Highly reliable data and other objective evidence show that great harm will come from the payment cuts. Yet, CMS justifies its proposal by relying upon a deeply flawed payment methodology that has triggered a lawsuit now pending in federal court.
This could spell disaster for the nearly 3 million older Americans who rely on home healthcare—and who vastly prefer to recover at home than in other settings. Home health is the patient-preferred option by a very wide margin: 86% of adults (including 94% of Medicare beneficiaries) prefer short-term care after a hospital stay in the comfort and safety of their homes rather than a nursing home.
Additionally, home healthcare helps stretch Medicare dollars while freeing up hospital resources sooner. According to CMS’s own data, home healthcare saves the Medicare Trust Fund more than a billion dollars over six years by avoiding hospitalizations and nursing home stays.
However, due to Medicare home health cuts exacerbating the existing staffing shortages, an increasing number of home health referral rejections has resulted in longer hospital stays, preventing the smooth transition of patients from the hospital back into their homes—a lose-lose for everyone. Everyone knows the frustration when a loved one can’t return home after a hospitalization. It doesn’t have to be this way.
We are asking Congress to intervene. Together, our organizations support the Preserving Access to Home Health Act of 2023 (S. 2137/H.R. 5159) to prevent these cuts and protect access to Medicare home healthcare nationwide.
Introduced by Senators Debbie Stabenow (D-MI) and Susan Collins (R-ME), and Representatives Terri Sewell (D-AL) and Adrian Smith (R-NE), the Preserving Access to Home Health Act would safeguard access to essential home-based, clinically advanced healthcare services by blocking the cuts proposed by CMS and repealing the agency’s ability to impose such cuts.

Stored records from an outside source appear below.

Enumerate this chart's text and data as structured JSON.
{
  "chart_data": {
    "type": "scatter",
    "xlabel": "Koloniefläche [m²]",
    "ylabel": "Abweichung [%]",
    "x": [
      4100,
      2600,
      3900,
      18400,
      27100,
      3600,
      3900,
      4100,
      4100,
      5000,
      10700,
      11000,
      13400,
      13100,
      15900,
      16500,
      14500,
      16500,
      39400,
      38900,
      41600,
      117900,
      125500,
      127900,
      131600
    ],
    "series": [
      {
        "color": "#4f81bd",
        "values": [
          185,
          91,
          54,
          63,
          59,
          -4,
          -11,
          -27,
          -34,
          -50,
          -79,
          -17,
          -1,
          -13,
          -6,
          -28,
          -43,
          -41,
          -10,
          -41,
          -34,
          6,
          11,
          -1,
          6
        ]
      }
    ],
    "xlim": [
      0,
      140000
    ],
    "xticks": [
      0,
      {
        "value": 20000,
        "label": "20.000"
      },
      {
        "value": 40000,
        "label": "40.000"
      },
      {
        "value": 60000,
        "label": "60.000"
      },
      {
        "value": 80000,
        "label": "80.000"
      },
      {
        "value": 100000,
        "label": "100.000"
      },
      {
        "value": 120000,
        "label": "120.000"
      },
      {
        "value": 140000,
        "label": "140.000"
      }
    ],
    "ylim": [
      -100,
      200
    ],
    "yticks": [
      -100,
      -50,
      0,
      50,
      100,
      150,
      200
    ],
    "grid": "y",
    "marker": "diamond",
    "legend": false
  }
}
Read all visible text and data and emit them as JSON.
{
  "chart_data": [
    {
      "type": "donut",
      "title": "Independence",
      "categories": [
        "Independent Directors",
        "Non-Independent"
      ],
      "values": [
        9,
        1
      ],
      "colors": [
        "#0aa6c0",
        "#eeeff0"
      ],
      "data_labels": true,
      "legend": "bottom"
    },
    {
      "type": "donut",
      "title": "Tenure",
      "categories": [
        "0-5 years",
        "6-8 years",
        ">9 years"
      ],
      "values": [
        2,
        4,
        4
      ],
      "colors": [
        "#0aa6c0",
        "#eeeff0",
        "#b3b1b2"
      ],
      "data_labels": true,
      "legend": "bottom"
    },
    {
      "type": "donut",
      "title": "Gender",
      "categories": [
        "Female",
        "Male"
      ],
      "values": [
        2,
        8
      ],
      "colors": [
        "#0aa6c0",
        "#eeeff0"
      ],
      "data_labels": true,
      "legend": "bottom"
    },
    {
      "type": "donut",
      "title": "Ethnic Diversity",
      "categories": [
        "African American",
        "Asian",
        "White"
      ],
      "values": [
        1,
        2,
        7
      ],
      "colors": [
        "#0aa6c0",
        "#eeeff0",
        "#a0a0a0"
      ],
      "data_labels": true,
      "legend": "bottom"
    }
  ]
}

The overwhelming majority of Medicare beneficiaries prefer home health options after leaving the hospital. However, CMS’s misguided cuts are based on faulty data and would negatively impact access to critical home healthcare services nationwide. Lawmakers on both sides of the aisle should rally around this patient-protection legislation for the older Americans and the families they represent who want to receive care at home.
Without help, the viability of home health for older Americans is in grave jeopardy.
William Dombi is president of the National Association for Home Care & Hospice and Joanne Cunningham is CEO of Partnership for Quality Home Healthcare.